The rose in perspex by my bed.
Watches each move of my head.
It will bloom when I am dead.
The romanticism and the concern about death are the key to this collection, which elsewhere mainly avoids facing these facts. Yet the same romanticism is also the clue to Harris’s part in the Ern Malley affair, now usefully recalled by the publication of a facsimile edition of the 1944 issue of Angry Penguins in which the hoax was perpetrated. Reading the issue at this distance in time, it seems that the offence was not so much the poems themselves as Harris’ awestruck introduction to them.
As has been said before, the poems, whatever the intention of their authors, contain genuine poetry better, in fact, than some of the orthonymous work of the poets who concocted it. Had the supposed author, ‘Ern Malley’, not been said to be dead, it is probable that the editors would not have published the whole collection as it stood, but in the circumstances they understood to be true, they were certainly right in making them available to their readers.

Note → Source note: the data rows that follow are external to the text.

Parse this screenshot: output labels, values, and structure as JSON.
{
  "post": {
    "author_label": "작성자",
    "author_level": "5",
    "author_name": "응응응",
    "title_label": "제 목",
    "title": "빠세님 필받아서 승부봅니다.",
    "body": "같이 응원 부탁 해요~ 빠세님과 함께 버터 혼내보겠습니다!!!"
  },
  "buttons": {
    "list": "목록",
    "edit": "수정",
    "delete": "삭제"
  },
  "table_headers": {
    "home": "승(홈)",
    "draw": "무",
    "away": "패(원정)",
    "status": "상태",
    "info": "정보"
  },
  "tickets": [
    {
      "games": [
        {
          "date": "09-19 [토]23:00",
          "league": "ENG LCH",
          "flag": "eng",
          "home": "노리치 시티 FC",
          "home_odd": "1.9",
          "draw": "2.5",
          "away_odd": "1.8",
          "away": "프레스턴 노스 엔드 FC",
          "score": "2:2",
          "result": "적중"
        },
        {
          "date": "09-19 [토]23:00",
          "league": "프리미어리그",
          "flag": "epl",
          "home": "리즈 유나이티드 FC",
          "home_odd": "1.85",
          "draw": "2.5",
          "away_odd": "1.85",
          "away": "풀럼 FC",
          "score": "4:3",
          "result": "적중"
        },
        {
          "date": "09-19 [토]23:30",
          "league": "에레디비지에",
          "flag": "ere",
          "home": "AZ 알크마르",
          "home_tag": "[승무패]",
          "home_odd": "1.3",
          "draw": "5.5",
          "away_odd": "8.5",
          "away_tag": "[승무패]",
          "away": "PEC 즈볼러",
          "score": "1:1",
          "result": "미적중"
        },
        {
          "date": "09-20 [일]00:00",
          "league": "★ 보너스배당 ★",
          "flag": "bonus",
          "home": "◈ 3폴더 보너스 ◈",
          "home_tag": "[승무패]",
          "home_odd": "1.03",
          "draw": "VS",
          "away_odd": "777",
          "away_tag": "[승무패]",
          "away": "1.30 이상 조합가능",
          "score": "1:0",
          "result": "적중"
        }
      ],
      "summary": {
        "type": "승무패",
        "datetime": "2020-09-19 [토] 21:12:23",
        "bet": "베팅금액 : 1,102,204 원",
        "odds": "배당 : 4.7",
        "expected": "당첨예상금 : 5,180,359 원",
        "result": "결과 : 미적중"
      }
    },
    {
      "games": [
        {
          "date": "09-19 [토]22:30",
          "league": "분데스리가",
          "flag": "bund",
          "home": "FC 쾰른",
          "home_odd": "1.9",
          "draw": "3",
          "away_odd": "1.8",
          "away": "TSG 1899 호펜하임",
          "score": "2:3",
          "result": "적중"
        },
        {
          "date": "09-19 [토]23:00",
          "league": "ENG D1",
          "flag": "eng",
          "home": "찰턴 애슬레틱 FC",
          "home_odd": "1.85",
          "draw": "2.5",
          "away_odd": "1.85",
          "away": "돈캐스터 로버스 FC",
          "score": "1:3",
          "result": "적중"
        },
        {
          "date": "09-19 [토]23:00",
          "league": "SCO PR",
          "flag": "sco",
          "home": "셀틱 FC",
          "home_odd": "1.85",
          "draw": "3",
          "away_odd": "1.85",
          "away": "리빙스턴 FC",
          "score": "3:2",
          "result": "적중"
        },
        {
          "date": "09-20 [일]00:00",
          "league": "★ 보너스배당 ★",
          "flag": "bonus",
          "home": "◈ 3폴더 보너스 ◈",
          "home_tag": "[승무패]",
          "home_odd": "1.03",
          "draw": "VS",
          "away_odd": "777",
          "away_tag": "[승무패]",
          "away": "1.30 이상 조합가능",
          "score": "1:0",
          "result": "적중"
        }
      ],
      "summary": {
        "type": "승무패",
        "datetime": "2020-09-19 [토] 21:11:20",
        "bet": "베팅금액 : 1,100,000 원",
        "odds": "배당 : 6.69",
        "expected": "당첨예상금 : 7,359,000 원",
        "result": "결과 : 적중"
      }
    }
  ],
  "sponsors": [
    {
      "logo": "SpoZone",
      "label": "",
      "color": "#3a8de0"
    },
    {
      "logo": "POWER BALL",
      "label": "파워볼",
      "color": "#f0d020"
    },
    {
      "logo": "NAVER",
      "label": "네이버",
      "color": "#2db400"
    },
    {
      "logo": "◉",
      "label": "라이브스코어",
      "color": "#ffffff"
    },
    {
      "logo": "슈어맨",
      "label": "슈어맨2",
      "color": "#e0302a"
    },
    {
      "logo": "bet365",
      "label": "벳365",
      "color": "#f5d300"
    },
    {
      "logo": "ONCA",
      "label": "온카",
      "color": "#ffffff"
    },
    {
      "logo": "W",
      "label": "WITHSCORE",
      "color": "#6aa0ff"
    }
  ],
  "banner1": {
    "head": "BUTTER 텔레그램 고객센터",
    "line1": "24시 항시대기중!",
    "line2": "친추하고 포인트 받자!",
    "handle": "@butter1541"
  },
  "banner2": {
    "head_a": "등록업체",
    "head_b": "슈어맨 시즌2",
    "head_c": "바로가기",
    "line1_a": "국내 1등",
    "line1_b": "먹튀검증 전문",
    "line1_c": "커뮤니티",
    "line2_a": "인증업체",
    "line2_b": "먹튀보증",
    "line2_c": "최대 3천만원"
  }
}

It should also be pointed out that this issue of Angry Penguins contains a wealth of poetry, art criticism, fiction, and cultural commentary, much by writers who have gone on to eminence in these or other fields, which justify its re-issue quite apart from its relevance to the cause celebre.
Yet this context makes it clearer that too many of the Ern Malley poems are merely gestures towards meaning offering themselves for the reader to complete. In this way, they reinforce the reader’s self-esteem rather than correcting his view of the world. There is a suspicion that the denser poems in the Tranter collection may do no more, and that they in fact operate at no deeper level than such a Harris verse as:
I’m shagging in the wagon
Just shagging in the wagon
What a glorious feeling
To be shagging in the wagon
Such trivialising of language is also a trivialising of feeling, and indicates that the poet, rather than commanding his words, has joined his age in being commanded by them. It is the same language of commercialism and propaganda which enables world leaders to justify naked aggression in terms of helping their allies, or to condemn the aggression in terms of international standards they have never observed themselves. When language can no longer tell the truth we become its victims. The poetry which will command our attention will be the poetry that restores this truth to us.
To deny, as both Tranter and Harris appear to do, that poetry can serve this function, and that the poet has a moral function in society, is not to assert artistic independence but to rob art of its value, and thus to surrender humanity to barbarism.